The annual report shows total gross fees NorthWest charged rose 11.2 percent to $31.2 million in the year, but that double-digit increase looks far more reasonable than the 74.5 percent jump in gross fees to $22.1 million reported for the first half of the year.

NorthWest reimbursed Vital $5.9 million of the fees charged at the half year, a victory for the outraged investors at last year’s rowdy annual meeting and probably also for Graham Stuart, an independent director appointed to the manager’s board in December.

Stuart had strongly signalled his intention to act in unitholders’ interests.

The Financial Markets Authority can probably take a bow here too – it had made it very clear that it was breathing down necks at Vital’s trustee, Trustees Executors, to ensure they were doing their job of ensuring the manager acted in the best interests of Vital’s unitholders.

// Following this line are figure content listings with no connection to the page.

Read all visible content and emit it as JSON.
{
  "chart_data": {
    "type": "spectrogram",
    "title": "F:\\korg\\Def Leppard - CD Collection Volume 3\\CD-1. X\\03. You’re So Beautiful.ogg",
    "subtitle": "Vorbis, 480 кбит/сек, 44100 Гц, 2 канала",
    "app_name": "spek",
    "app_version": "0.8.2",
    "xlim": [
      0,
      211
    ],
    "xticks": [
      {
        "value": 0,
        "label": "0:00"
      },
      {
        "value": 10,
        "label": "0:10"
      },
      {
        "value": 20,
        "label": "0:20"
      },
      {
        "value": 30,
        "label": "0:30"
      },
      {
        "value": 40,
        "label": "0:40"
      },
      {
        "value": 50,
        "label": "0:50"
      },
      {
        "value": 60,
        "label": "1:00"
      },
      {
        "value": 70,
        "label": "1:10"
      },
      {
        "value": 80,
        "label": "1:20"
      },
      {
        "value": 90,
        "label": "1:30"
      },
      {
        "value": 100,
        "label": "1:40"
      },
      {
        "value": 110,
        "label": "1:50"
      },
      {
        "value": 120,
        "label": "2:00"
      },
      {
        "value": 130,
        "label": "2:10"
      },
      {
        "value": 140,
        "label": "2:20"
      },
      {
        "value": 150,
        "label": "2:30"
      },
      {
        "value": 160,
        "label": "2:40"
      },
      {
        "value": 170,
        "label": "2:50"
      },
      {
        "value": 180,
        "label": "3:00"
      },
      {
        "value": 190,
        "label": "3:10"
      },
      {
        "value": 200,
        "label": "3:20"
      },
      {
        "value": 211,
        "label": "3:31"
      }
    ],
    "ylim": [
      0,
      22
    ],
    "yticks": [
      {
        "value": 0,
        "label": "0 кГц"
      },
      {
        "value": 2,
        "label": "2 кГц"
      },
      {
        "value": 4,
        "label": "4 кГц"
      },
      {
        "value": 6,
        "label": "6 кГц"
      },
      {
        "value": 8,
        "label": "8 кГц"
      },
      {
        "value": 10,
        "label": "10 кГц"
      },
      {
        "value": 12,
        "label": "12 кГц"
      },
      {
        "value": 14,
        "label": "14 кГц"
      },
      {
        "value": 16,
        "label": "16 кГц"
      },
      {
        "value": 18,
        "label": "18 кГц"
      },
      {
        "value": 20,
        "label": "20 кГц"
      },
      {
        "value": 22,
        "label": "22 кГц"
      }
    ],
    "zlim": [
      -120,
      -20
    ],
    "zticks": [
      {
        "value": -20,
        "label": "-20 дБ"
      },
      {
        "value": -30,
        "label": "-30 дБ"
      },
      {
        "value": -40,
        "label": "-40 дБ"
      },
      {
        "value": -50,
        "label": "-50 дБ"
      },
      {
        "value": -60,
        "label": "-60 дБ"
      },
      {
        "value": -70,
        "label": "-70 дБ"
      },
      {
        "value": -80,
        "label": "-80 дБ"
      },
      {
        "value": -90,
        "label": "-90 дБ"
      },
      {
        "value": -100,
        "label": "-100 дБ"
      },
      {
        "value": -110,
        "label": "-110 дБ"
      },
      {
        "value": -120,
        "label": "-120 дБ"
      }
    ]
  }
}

But despite this victory, the Healthscope episode was costly for unitholders.

One direct impact was that net distributable income fell 4.7 percent to almost $44 million for the year – remember that 11.2 percent increase in NorthWest’s fees.

In addition, Vital lent NorthWest a total of A$80.3 million to buy the stake in Healthscope but received only half the benefits.

It received $7.4 million in dividends and made a $6.1 million capital gain when the Brookfields takeover succeeded.

It also received interest at 4 percent from NorthWest of $2.7 million in the year ended June and $283,000 in the previous financial year.

The weighted-average interest rate Vital paid on its own bank borrowings of $735.4 million in the latest year was 4.4 percent – is having Vital borrow at 4.4 percent to lend to its manager at 4 percent in the best interests of unitholders?

In any case, Vital’s costs more than wiped out its gains from the Healthscope deal.

The annual report shows NorthWest charged it a “derivative acquisition fee” of $2.8 million, derivative financing costs of $2.4 million and a derivative “capital charge” of $3.3 million, or $8.5 million in total.

So NorthWest charged Vital $8.5 million in fees for the privilege of lending NorthWest $80.3 million.

Vital also paid third party commission, interest and legal fees of $9.3 million in the latest year as well as $3.3 million the previous year.

The net outcome for Vital was a cost of $1.6 million in the latest year on top of a $3.3 million the previous year.

Acting head of the management company, Miles Wentworth described this as “a cost of doing business.”